Look at the following script, the code has been explained after that:
continue_dialogue = True
print("Hello, I am your friend TennisRobo. You can ask me any question regarding tennis:")
while(continue_dialogue == True):
human_text = input()
human_text = human_text.lower()
if human_text != 'bye':
if human_text == 'thanks' or human_text == 'thank you very much' or human_text == 'thank you':
continue_dialogue = False
print("TennisRobo: Most welcome")
else:
if generate_greeting_response(human_text) != None:
print("TennisRobo: " + generate_greeting_response(human_text))
else:
print("TennisRobo: ", end="")
print(generate_response(human_text))
article_sentences.remove(human_text)
else:
continue_dialogue = False
print("TennisRobo: Good bye and take care of yourself...")
In the script above, we first set the flag continue_dialogue
to true. After that, we print a welcome message to the user asking for any input. Next, we initialize a while loop that keeps executing until the continue_dialogue
flag is true. Inside the loop, the user input is received, which is then converted to lowercase. The user input is stored in the human_text
variable. If the user enters the word "bye", the continue_dialogue
is set to false and a goodbye message is printed to the user.
On the other hand, if the input text is not equal to "bye", it is checked if the input contains words like "thanks", "thank you", etc. or not.

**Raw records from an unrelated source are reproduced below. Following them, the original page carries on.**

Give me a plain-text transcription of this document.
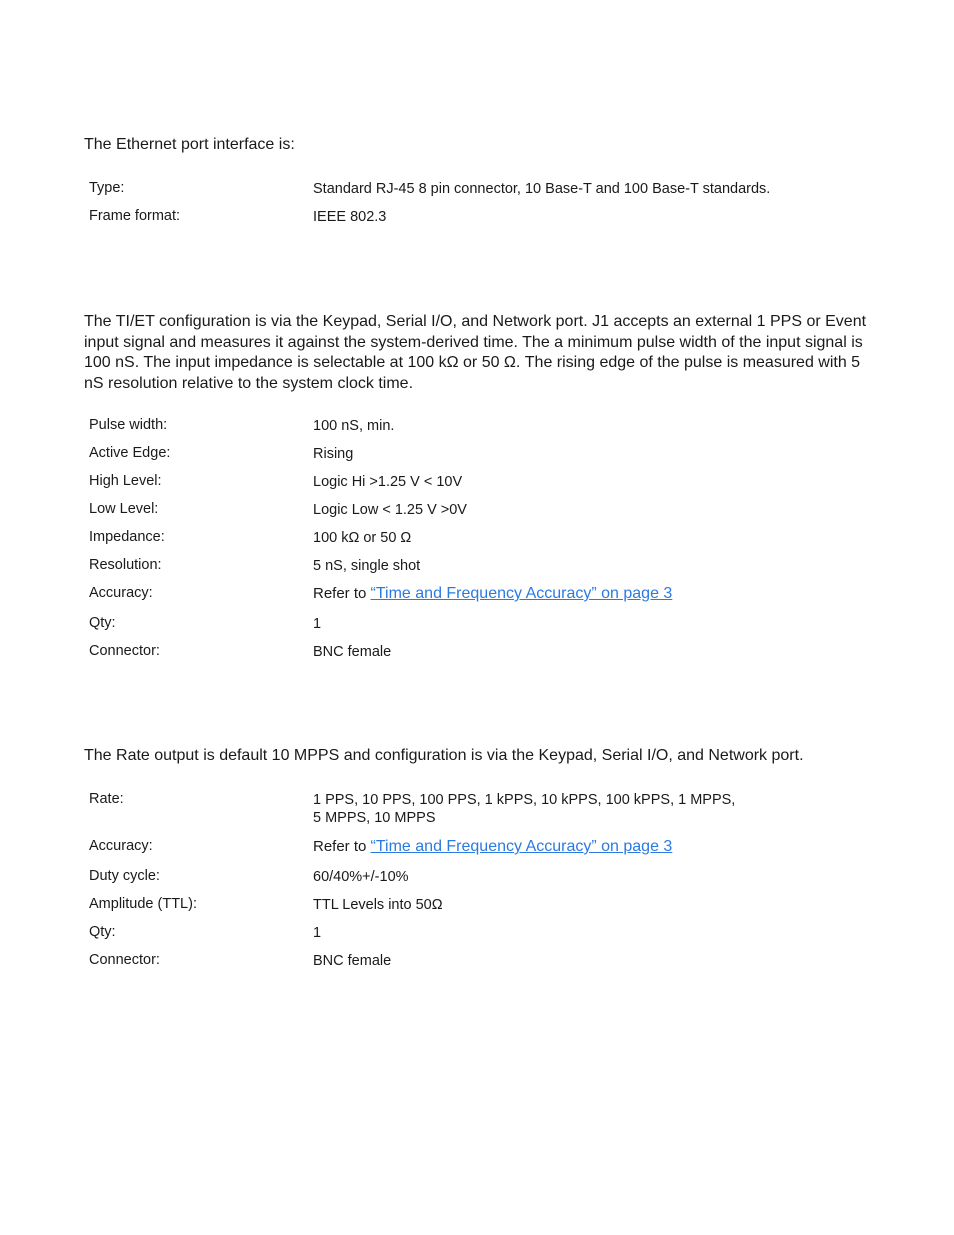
The Ethernet port interface is:

Type:	Standard RJ-45 8 pin connector, 10 Base-T and 100 Base-T standards.
Frame format:	IEEE 802.3

The TI/ET configuration is via the Keypad, Serial I/O, and Network port. J1 accepts an external 1 PPS or Event input signal and measures it against the system-derived time. The a minimum pulse width of the input signal is 100 nS. The input impedance is selectable at 100 kΩ or 50 Ω. The rising edge of the pulse is measured with 5 nS resolution relative to the system clock time.

Pulse width:	100 nS, min.
Active Edge:	Rising
High Level:	Logic Hi >1.25 V < 10V
Low Level:	Logic Low < 1.25 V >0V
Impedance:	100 kΩ or 50 Ω
Resolution:	5 nS, single shot
Accuracy:	Refer to “Time and Frequency Accuracy” on page 3
Qty:	1
Connector:	BNC female

The Rate output is default 10 MPPS and configuration is via the Keypad, Serial I/O, and Network port.

Rate:	1 PPS, 10 PPS, 100 PPS, 1 kPPS, 10 kPPS, 100 kPPS, 1 MPPS,
5 MPPS, 10 MPPS
Accuracy:	Refer to “Time and Frequency Accuracy” on page 3
Duty cycle:	60/40%+/-10%
Amplitude (TTL):	TTL Levels into 50Ω
Qty:	1
Connector:	BNC female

If such words are found, a reply "Most welcome" is generated. Otherwise, if the user input is not equal to None
, the generate_response
method is called which fetches the user response based on the cosine similarity as explained in the last section.
Once the response is generated, the user input is removed from the collection of sentences since we do not want the user input to be part of the corpus. The process continues until the user types "bye". You can see why this type of chatbot is called a rule-based chatbot. There are plenty of rules to follow and if we want to add more functionalities to the chatbot, we will have to add more rules.
The output of the chatbot script looks like this:
You can see in the above image that I entered the input "roger federer" and the response generated is:
However, it must be noted that both rod laver and ken rosewall also won major pro slam tournaments on all three surfaces (grass, clay, wood) rosewall in 1963 and laver in 1967. More recently, Roger Federer is considered by many observers to have the most "complete" game in modern tennis."
The response might not be precise, however, it still makes sense.
It is important to mention that the idea of this article is not to develop a perfect chatbot but to explain the working principle of rule-based chatbots.
Conclusion
Chatbots are conversational agents that engage in different types of conversations with humans. Chatbots are finding their place in different strata of life ranging from personal assistant to ticket reservation systems and physiological therapists. Having a chatbot in place of humans can actually be very cost effective. However, developing a chatbot with the same efficiency as humans can be very complicated.